During spinal cord injury primary and secondary examinations neurological examinations are carried out to assess the severity and location of damage to the spinal cord. These examinations aim to provide information on the neurological level of spinal cord injury, extent of injury to the spinal cord, and the resulting degree of impairment. Performed upon initial hospitalization and repeated periodically during rehabilitation, the collated results assist in determining how much support may be required upon discharge from hospital. For initial assessment purposes a typical neurological examination where spinal cord injury is suspected will include the following tests;
- Cranial nerve function: There are 12 cranial nerves which are nerves that originate in the head, coming off the brain and brain stem. The examination of these nerves and their functions is complex but includes areas such as smell, vision and eye movements, facial sensation, reflexes and movement, hearing, taste, tongue and palate movements and even movements of the head, neck and shoulders.
- Power of muscle groups according to the Medical Research Council scale: This part of the examination tests the motor function, or movement, of the major muscle groups, most notably in the shoulders, arms, hips and legs. The muscles are tested for mass, muscle tone, and strength.
- Reflexes including abdominal, anal, and bulbospongiosus: Various reflexes are tested throughout the body. While these can indicate problems with sensation and/or motor function, they can also reveal other aspects of nervous system dysfunction as well.

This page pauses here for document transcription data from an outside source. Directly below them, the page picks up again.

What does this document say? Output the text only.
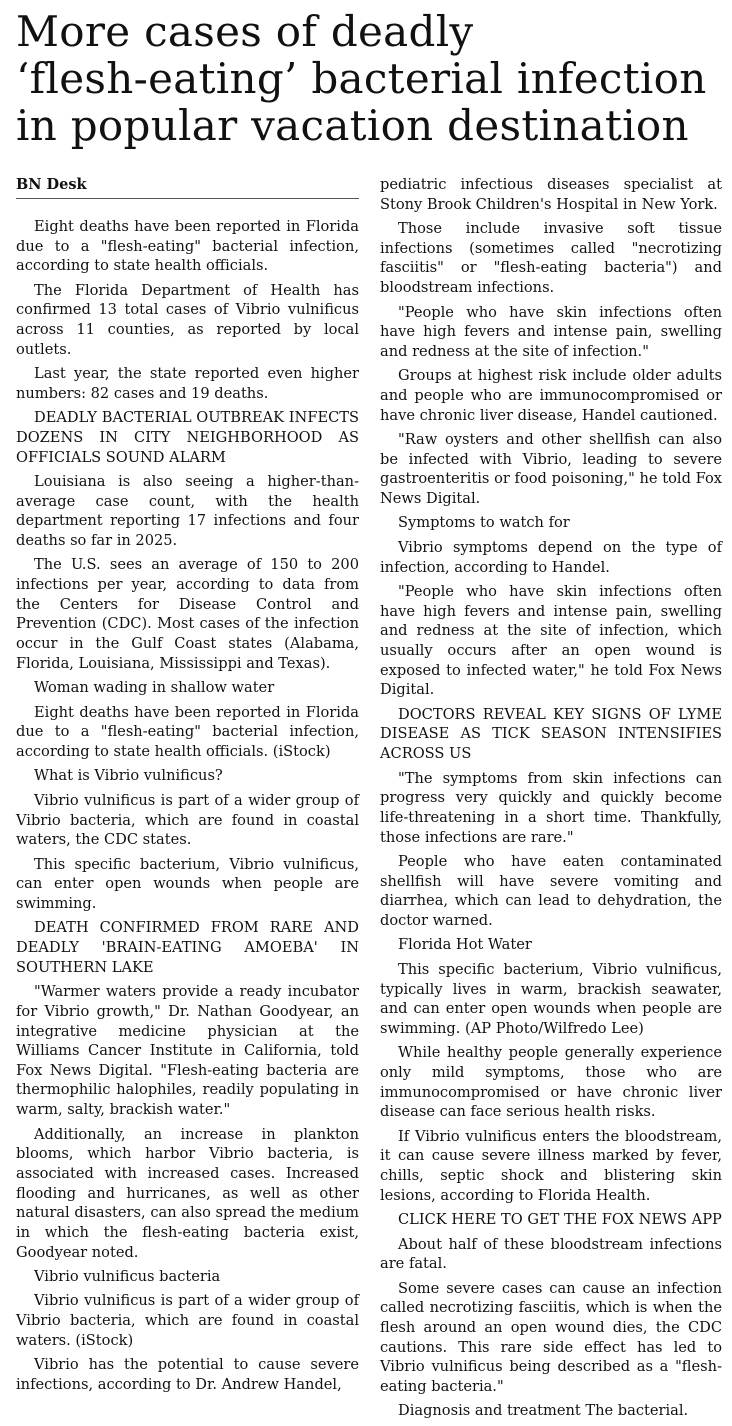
More cases of deadly
‘flesh-eating’ bacterial infection
in popular vacation destination
BN Desk

Eight deaths have been reported in Florida due to a "flesh-eating" bacterial infection, according to state health officials.

The Florida Department of Health has confirmed 13 total cases of Vibrio vulnificus across 11 counties, as reported by local outlets.

Last year, the state reported even higher numbers: 82 cases and 19 deaths.

DEADLY BACTERIAL OUTBREAK INFECTS DOZENS IN CITY NEIGHBORHOOD AS OFFICIALS SOUND ALARM

Louisiana is also seeing a higher-than-average case count, with the health department reporting 17 infections and four deaths so far in 2025.

The U.S. sees an average of 150 to 200 infections per year, according to data from the Centers for Disease Control and Prevention (CDC). Most cases of the infection occur in the Gulf Coast states (Alabama, Florida, Louisiana, Mississippi and Texas).

Woman wading in shallow water

Eight deaths have been reported in Florida due to a "flesh-eating" bacterial infection, according to state health officials. (iStock)

What is Vibrio vulnificus?

Vibrio vulnificus is part of a wider group of Vibrio bacteria, which are found in coastal waters, the CDC states.

This specific bacterium, Vibrio vulnificus, can enter open wounds when people are swimming.

DEATH CONFIRMED FROM RARE AND DEADLY 'BRAIN-EATING AMOEBA' IN SOUTHERN LAKE

"Warmer waters provide a ready incubator for Vibrio growth," Dr. Nathan Goodyear, an integrative medicine physician at the Williams Cancer Institute in California, told Fox News Digital. "Flesh-eating bacteria are thermophilic halophiles, readily populating in warm, salty, brackish water."

Additionally, an increase in plankton blooms, which harbor Vibrio bacteria, is associated with increased cases. Increased flooding and hurricanes, as well as other natural disasters, can also spread the medium in which the flesh-eating bacteria exist, Goodyear noted.

Vibrio vulnificus bacteria

Vibrio vulnificus is part of a wider group of Vibrio bacteria, which are found in coastal waters. (iStock)

Vibrio has the potential to cause severe infections, according to Dr. Andrew Handel,

pediatric infectious diseases specialist at Stony Brook Children's Hospital in New York.

Those include invasive soft tissue infections (sometimes called "necrotizing fasciitis" or "flesh-eating bacteria") and bloodstream infections.

"People who have skin infections often have high fevers and intense pain, swelling and redness at the site of infection."

Groups at highest risk include older adults and people who are immunocompromised or have chronic liver disease, Handel cautioned.

"Raw oysters and other shellfish can also be infected with Vibrio, leading to severe gastroenteritis or food poisoning," he told Fox News Digital.

Symptoms to watch for

Vibrio symptoms depend on the type of infection, according to Handel.

"People who have skin infections often have high fevers and intense pain, swelling and redness at the site of infection, which usually occurs after an open wound is exposed to infected water," he told Fox News Digital.

DOCTORS REVEAL KEY SIGNS OF LYME DISEASE AS TICK SEASON INTENSIFIES ACROSS US

"The symptoms from skin infections can progress very quickly and quickly become life-threatening in a short time. Thankfully, those infections are rare."

People who have eaten contaminated shellfish will have severe vomiting and diarrhea, which can lead to dehydration, the doctor warned.

Florida Hot Water

This specific bacterium, Vibrio vulnificus, typically lives in warm, brackish seawater, and can enter open wounds when people are swimming. (AP Photo/Wilfredo Lee)

While healthy people generally experience only mild symptoms, those who are immunocompromised or have chronic liver disease can face serious health risks.

If Vibrio vulnificus enters the bloodstream, it can cause severe illness marked by fever, chills, septic shock and blistering skin lesions, according to Florida Health.

CLICK HERE TO GET THE FOX NEWS APP

About half of these bloodstream infections are fatal.

Some severe cases can cause an infection called necrotizing fasciitis, which is when the flesh around an open wound dies, the CDC cautions. This rare side effect has led to Vibrio vulnificus being described as a "flesh-eating bacteria."

Diagnosis and treatment The bacterial.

- Sensation to pin prick, fine touch and joint position sense: The sensory exam part of the neurological exam evaluates the sensation of the patient. This includes not just normal touch but also pain and temperature and sensation of limb position and movement.
Detailed neurological examinations may include CAT, IVP and MRI scans, a cerebral angiogram, electroencephalogram, electromyogram, and nerve conduction study.
Myotomes and Dermatomes
Each myotome (muscle) and dermatome (region of skin) of the body is supplied by a particular level or section of the spinal cord and by its corresponding spinal nerve. There are eight cervical nerves, twelve thoracic nerves, five lumbar nerves and five sacral nerves. Each of these nerves relays sensation (including pain) from a particular muscle or region of skin to the brain. By examining the dermatomes and myotomes this way, a motor score, level and completeness of a spinal cord injury can be determined.
According to the American Spinal Injury Association (ASIA) standard neurological classification guide the last dermatome or region of skin with healthy intact sensation displaying normal spinal cord function is considered the neurological level of injury. This does not necessarily correspond with the vertebral (spinal column bone or disc) level of injury. Therefore both neurological and vertebral diagnoses are recorded. Additionally while the following muscles grades are not included in determining the ASIA motor score and level they should still be assessed and noted.
- Diaphragm – C3,4,5
- Shoulder abductors – C5
- Supinators/pronators – C6
- Wrist flexors – C7
- Finger extensors – C7
- Intrinsic hand muscles – T1
- Hip adductors – L2,3
- Knee flexors – L4,5 S1
- Toe flexors – S1, S2
Neurological Level of Spinal Cord Injury
A significant proportion, 55% of cases admitted to spinal units involve the cervical segments C1-C7. This type of impairment is referred to as tetraplegia (or quadriplegia). Injury at the thoracic, lumbar or sacral levels, are referred to as paraplegia. In Australia over the past eight years cervical spine injuries have accounted for between 50% and 59% of all SCI. The most common cervical spine injuries involved C4-C5. This group accounted for 61% of cervical SCI cases and 32% of all 241 documented neurological injuries reported in 2007-08.
The next most common neurologic level of spinal cord injury is the thoraco-lumbar junction with 11% of cases reporting neurological impairment at T12-L1. Injuries to the thoracic spine accounted for 32% of all injuries reported. The number of thoracic spinal injuries ranged between 64 in 2003-04 to a high of 93 in 2004-05 in Australia. Reports from 2000 to 2010 show an annual average of 31% of all SCI occurred at the thoracic levels T1-T12. Lumbar and sacral injuries make up the remaining cases.
Neurological Category of Spinal Cord Injury
The overall severity of spinal cord injury is measured by a combination of the neurological level of injury (tetraplegia or paraplegia) and extent of injury (complete or incomplete). These are divided into five neurological categories;
- Complete Tetraplegia
- Incomplete Tetraplegia
- Complete Paraplegia
- Incomplete Paraplegia
- Complete Recovery
Approximately 65% of all spinal cord injury cases are diagnosed as incomplete injuries. In 2007-08 a study group of 241 Australian patients with permanent spinal cord injury were diagnosed under the following categories;
- Incomplete Tetraplegia 38%
- Incomplete Paraplegia 27%
- Complete Paraplegia 20%
- Complete Tetraplegia 15%
This distribution of neurological injury is relatively consistent from year to year. Similar results have been found in Europe although a slightly different model appears in the United States where reports show greater proportions of complete SCI cases, mostly attributed to a higher proportion of penetrating gunshot injuries.